In any event, I guess you could say I have neglected this space. Along with so many other things. The reflection of the exterior is a portrait of what’s inside… and what is inside feels disjointed, uneasy, an unfinished puzzle with missing pieces that I am still trying to find. They will turn up eventually, I just need to look a little harder.

It’s hard not to beat myself up over previous decisions in my life. I know some of those things have made me who I am now. The wisdom that came from those things have helped form a foundation on which I stand. Even then, I can’t help but think about where I would be if I just had my current self go back in time.

If I could, this is what I would probably tell myself…

There is great power within you, you just need to know how to hone it and where to direct it. You’ll get there.

Convey your feelings often, hold nothing in. The good, the bad, they ugly. All have an appropriate outlet.

Ask for help when you need it. It’s ok. Needing help is not weakness.

Take your own advice.

Don’t ever let anyone tell you how or who you should be.

If a dude treats you like shit, you leave. It really is that simple. Life is too short to spend it with people who don’t think you’re rad. Same goes for friends.

Speaking of friends, sometimes the best ones will be in the most unlikely of places. Always pay attention to who is actually listening, get rid of the ones who don’t.
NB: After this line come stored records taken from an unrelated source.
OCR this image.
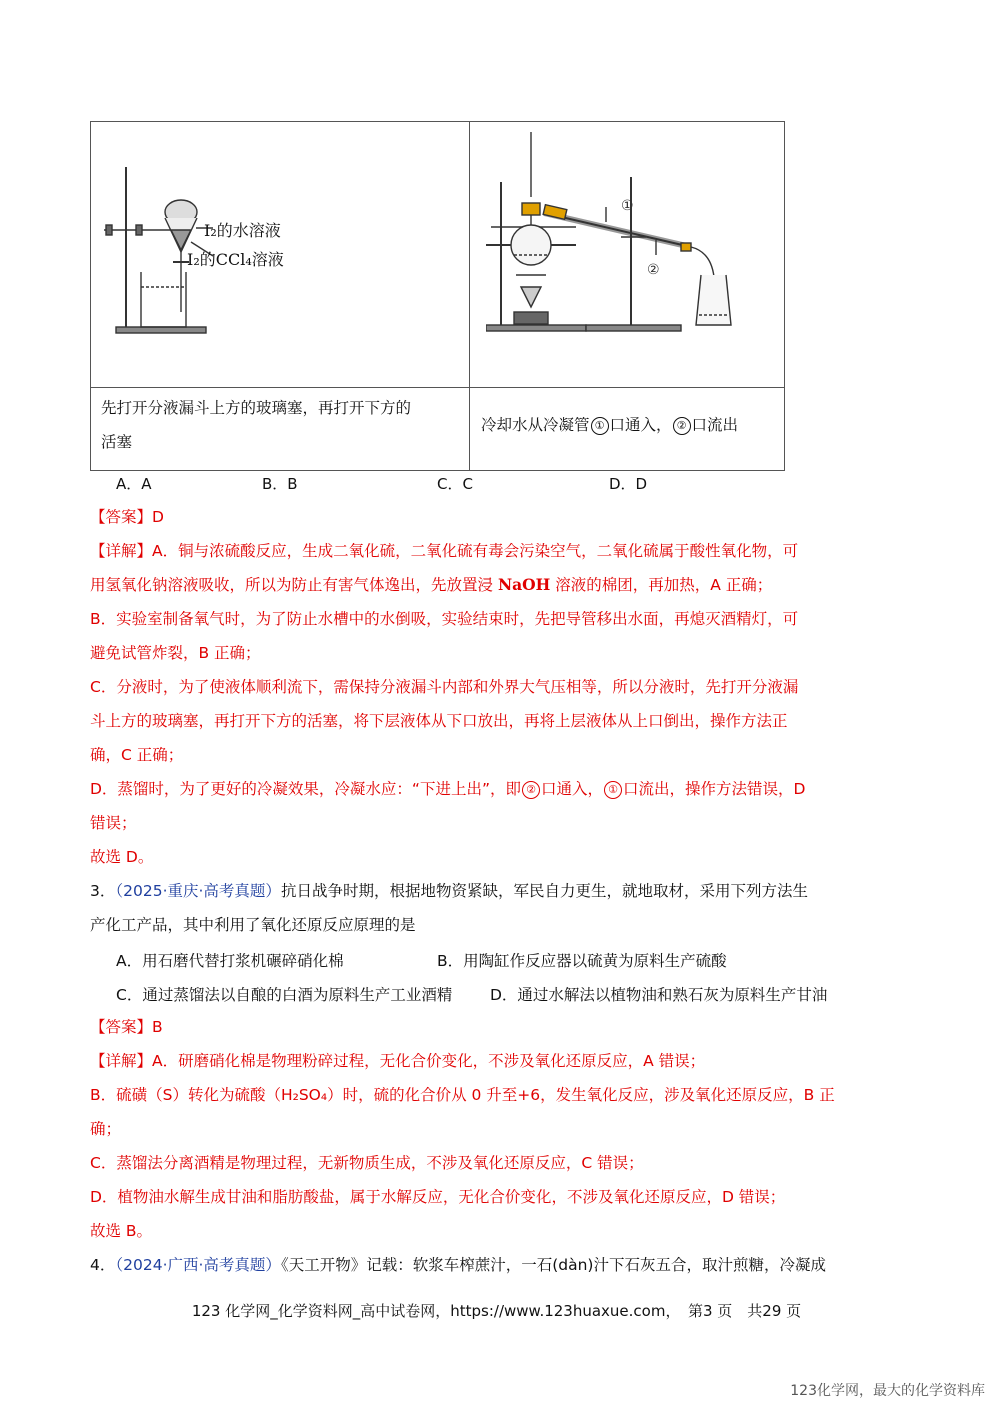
I₂的水溶液
I₂的CCl₄溶液
①
②
先打开分液漏斗上方的玻璃塞，再打开下方的
活塞
冷却水从冷凝管 ① 口通入， ② 口流出
A．A	B．B	C．C	D．D
【答案】D
【详解】A．铜与浓硫酸反应，生成二氧化硫，二氧化硫有毒会污染空气，二氧化硫属于酸性氧化物，可
用氢氧化钠溶液吸收，所以为防止有害气体逸出，先放置浸 NaOH 溶液的棉团，再加热，A 正确；
B．实验室制备氧气时，为了防止水槽中的水倒吸，实验结束时，先把导管移出水面，再熄灭酒精灯，可
避免试管炸裂，B 正确；
C．分液时，为了使液体顺利流下，需保持分液漏斗内部和外界大气压相等，所以分液时，先打开分液漏
斗上方的玻璃塞，再打开下方的活塞，将下层液体从下口放出，再将上层液体从上口倒出，操作方法正
确，C 正确；
D．蒸馏时，为了更好的冷凝效果，冷凝水应：“下进上出”，即 ② 口通入， ① 口流出，操作方法错误，D
错误；
故选 D。
3．（2025·重庆·高考真题）抗日战争时期，根据地物资紧缺，军民自力更生，就地取材，采用下列方法生
产化工产品，其中利用了氧化还原反应原理的是
A．用石磨代替打浆机碾碎硝化棉	B．用陶缸作反应器以硫黄为原料生产硫酸
C．通过蒸馏法以自酿的白酒为原料生产工业酒精 D．通过水解法以植物油和熟石灰为原料生产甘油
【答案】B
【详解】A．研磨硝化棉是物理粉碎过程，无化合价变化，不涉及氧化还原反应，A 错误；
B．硫磺（S）转化为硫酸（H₂SO₄）时，硫的化合价从 0 升至+6，发生氧化反应，涉及氧化还原反应，B 正
确；
C．蒸馏法分离酒精是物理过程，无新物质生成，不涉及氧化还原反应，C 错误；
D．植物油水解生成甘油和脂肪酸盐，属于水解反应，无化合价变化，不涉及氧化还原反应，D 错误；
故选 B。
4．（2024·广西·高考真题）《天工开物》记载：软浆车榨蔗汁，一石(dàn)汁下石灰五合，取汁煎糖，冷凝成
123 化学网_化学资料网_高中试卷网，https://www.123huaxue.com，　第3 页　共29 页
123化学网，最大的化学资料库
It’s ok to be a little shameless.

Stop placing so much value on how others perceive you. You will deny yourself so many wonderful, basic life experiences because of it.

Learn and master the art of humility, gratitude, giving a compliment, accepting a compliment and when to just say “no”.

Spend more time with critters. They will teach you far more about love than some of those stupid dudes you are dating.

Do lots of things for yourself, don’t wait for someone to do it for you.

Question everything but know when to surrender to uncertainty.

Get outdoors more. Some of the best places are outside and free. They will fulfill you more than clubs and bars ever will.

Be better at your finances. I know people say that shit doesn’t matter. It doesn’t buy happiness but it certainly helps keep you from being stressed out all the time.

Travel. See new places, road trip, try new things. You will come back a changed person and will teach you more than a book ever will.

Be honest. Speak loudly. Be heard.

No one likes a sourpuss. No One. So if you’re going to be that person, stay home and work on fixing what is making your puss sour.

Just because you can doesn’t mean you should. Girl.

Trust.

 

 

 

note to self: the xmas edition

The other day I was at Target, walking around and killing time while looking for a gift. I was flying solo at the time and I found myself in the baby/shoes section where a lot of parents hang out with their kids.

Around the corner from me was a woman with her friend and what was probably her daughter. They were trying on shoes and the little girl was not into the whole thing. Then the mom pipes up, “WELL! If you keep acting this way Santa isn’t going to… blah blah blah”.

And I thought to myself, “What. A. Bitch.”

We don’t push the Santa thing, she just kinda picked it up from school and she got into it. We try not to pull the whole naughty/nice thing but I am the first to admit that I have used it as leverage to get my way. But after hearing that lady go off on her kid like that I couldn’t help but feel disgusted and embarrassed for her and for myself cause I have done it too.

Thing is a lot of parents engage in “gift blackmail” but really, how many of us really follow through? How many of us take the presents back and/or withhold all together?

So in this edition of “note to self”: my goal for next xmas is to not be one of those parents that holds santa/gifts over Reza’s head in order to get good behavior out of her. It’s douchey.